Deep down we should be a little bit more careful thinking about both issues.  People are moving as they see it as being in the long-run interest of their family and their lives – in that way, why is it so hard for us to accept that NZer’s may want to spend some time overseas, and that non-NZ citizens may want to join our community?

5 replies
  1. Michael Reddell
    Michael Reddell says:

    Entirely agree that people are moving with a view to their own (and their families’) long-term best interests. Good for them. But that shouldn’t be the basis for New Zealand’s immigration policy. Rather the focus should be on whether people coming here (in large numbers) is in the best long-term interests of existing New Zealanders (ie the voters), The large net outflow to Australia – which ebbs and flows with the relative economic cycles, but has on average been large for decades – is an indication that for very large numbers of NZer, moving to Australia is in their long-term best interests. Indeed, such movement of resources tends to encourage factor price equalisation (as it did between Europe and the settlement countries in the 19th century). GIven the net outflow of NZers, it seems inherently unlikely that government administrative action to more than replace those leaving is likely to be in the best interests of NZers. It would be about as odd as if governments had reacted to the net flow of people out of Taihape or Invercargill by adopting policies that required immigrants to settle in those areas. Doing so might still have benefited the immigrants – there are plenty of places in the world worse off than Taihape or Invercargill – but is most unlikely to have benefited those towns themselves. When 60% of the public (according to two recent polls) favour greater restrictions on immigration, the onus should really be on the supporters of large scale inward migration of non-NZers to make a persuasive case that, in the specific circumstances of NZ, the increased migration of the last 25 years or so has been in the economic interests of NZ.

    • Matt Nolan
      Matt Nolan says:

      This is a broad question about the long term level of net-inflows and involves thinking through two concepts:

      1) Is immigration good for current residents.

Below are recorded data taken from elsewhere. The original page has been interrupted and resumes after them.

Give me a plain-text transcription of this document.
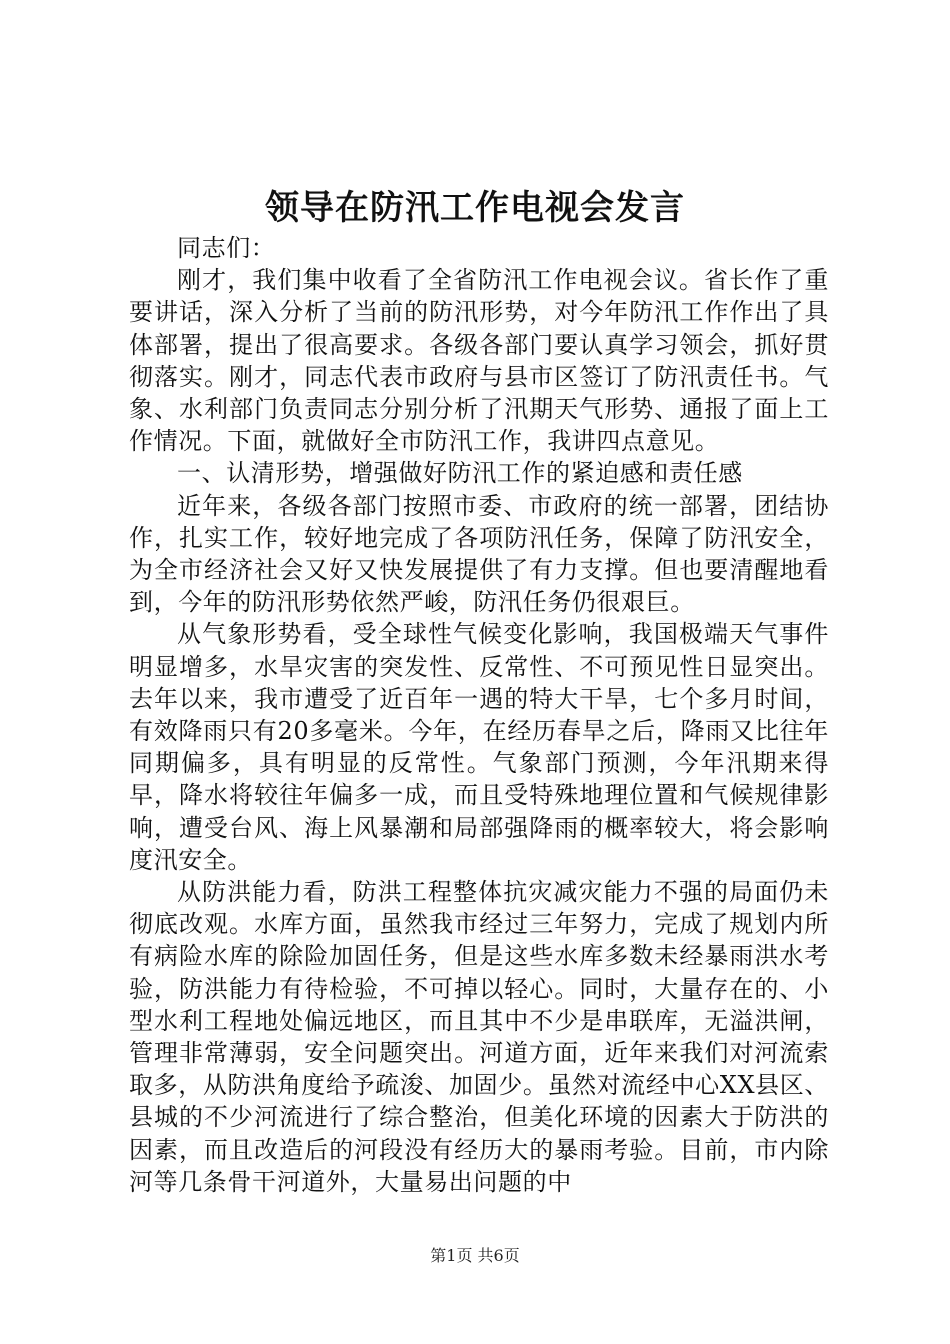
领导在防汛工作电视会发言

同志们：

刚才，我们集中收看了全省防汛工作电视会议。省长作了重要讲话，深入分析了当前的防汛形势，对今年防汛工作作出了具体部署，提出了很高要求。各级各部门要认真学习领会，抓好贯彻落实。刚才，同志代表市政府与县市区签订了防汛责任书。气象、水利部门负责同志分别分析了汛期天气形势、通报了面上工作情况。下面，就做好全市防汛工作，我讲四点意见。

一、认清形势，增强做好防汛工作的紧迫感和责任感

近年来，各级各部门按照市委、市政府的统一部署，团结协作，扎实工作，较好地完成了各项防汛任务，保障了防汛安全，为全市经济社会又好又快发展提供了有力支撑。但也要清醒地看到，今年的防汛形势依然严峻，防汛任务仍很艰巨。

从气象形势看，受全球性气候变化影响，我国极端天气事件明显增多，水旱灾害的突发性、反常性、不可预见性日显突出。去年以来，我市遭受了近百年一遇的特大干旱，七个多月时间，有效降雨只有20多毫米。今年，在经历春旱之后，降雨又比往年同期偏多，具有明显的反常性。气象部门预测，今年汛期来得早，降水将较往年偏多一成，而且受特殊地理位置和气候规律影响，遭受台风、海上风暴潮和局部强降雨的概率较大，将会影响度汛安全。

从防洪能力看，防洪工程整体抗灾减灾能力不强的局面仍未彻底改观。水库方面，虽然我市经过三年努力，完成了规划内所有病险水库的除险加固任务，但是这些水库多数未经暴雨洪水考验，防洪能力有待检验，不可掉以轻心。同时，大量存在的、小型水利工程地处偏远地区，而且其中不少是串联库，无溢洪闸，管理非常薄弱，安全问题突出。河道方面，近年来我们对河流索取多，从防洪角度给予疏浚、加固少。虽然对流经中心XX县区、县城的不少河流进行了综合整治，但美化环境的因素大于防洪的因素，而且改造后的河段没有经历大的暴雨考验。目前，市内除河等几条骨干河道外，大量易出问题的中

第1页 共6页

      2) How much do we, as a community, value potential future residents.

      If we can argue that the first one is positive, there is no need to consider the second question – which is why this is where the debate heads (both in the literature and in your comment).

      Now this can be seen as an open question. When NZIER released this ( they were specifically noting that a higher population would lead to higher incomes for current residents. Furthermore, I was under the impression that both the literature on migration and agglomeration tended to support this type of view.

      There may be some trade-off between income and other lifestyle elements (land per person, population density) but this makes it an open question – and it still leaves the second question of “social responsibility as a global citizen” open.

      • Shamubeel Eaqub
        Shamubeel Eaqub says:

        Why is the question of immigration only for the last 25 years? NZ has had immigration for a much longer period?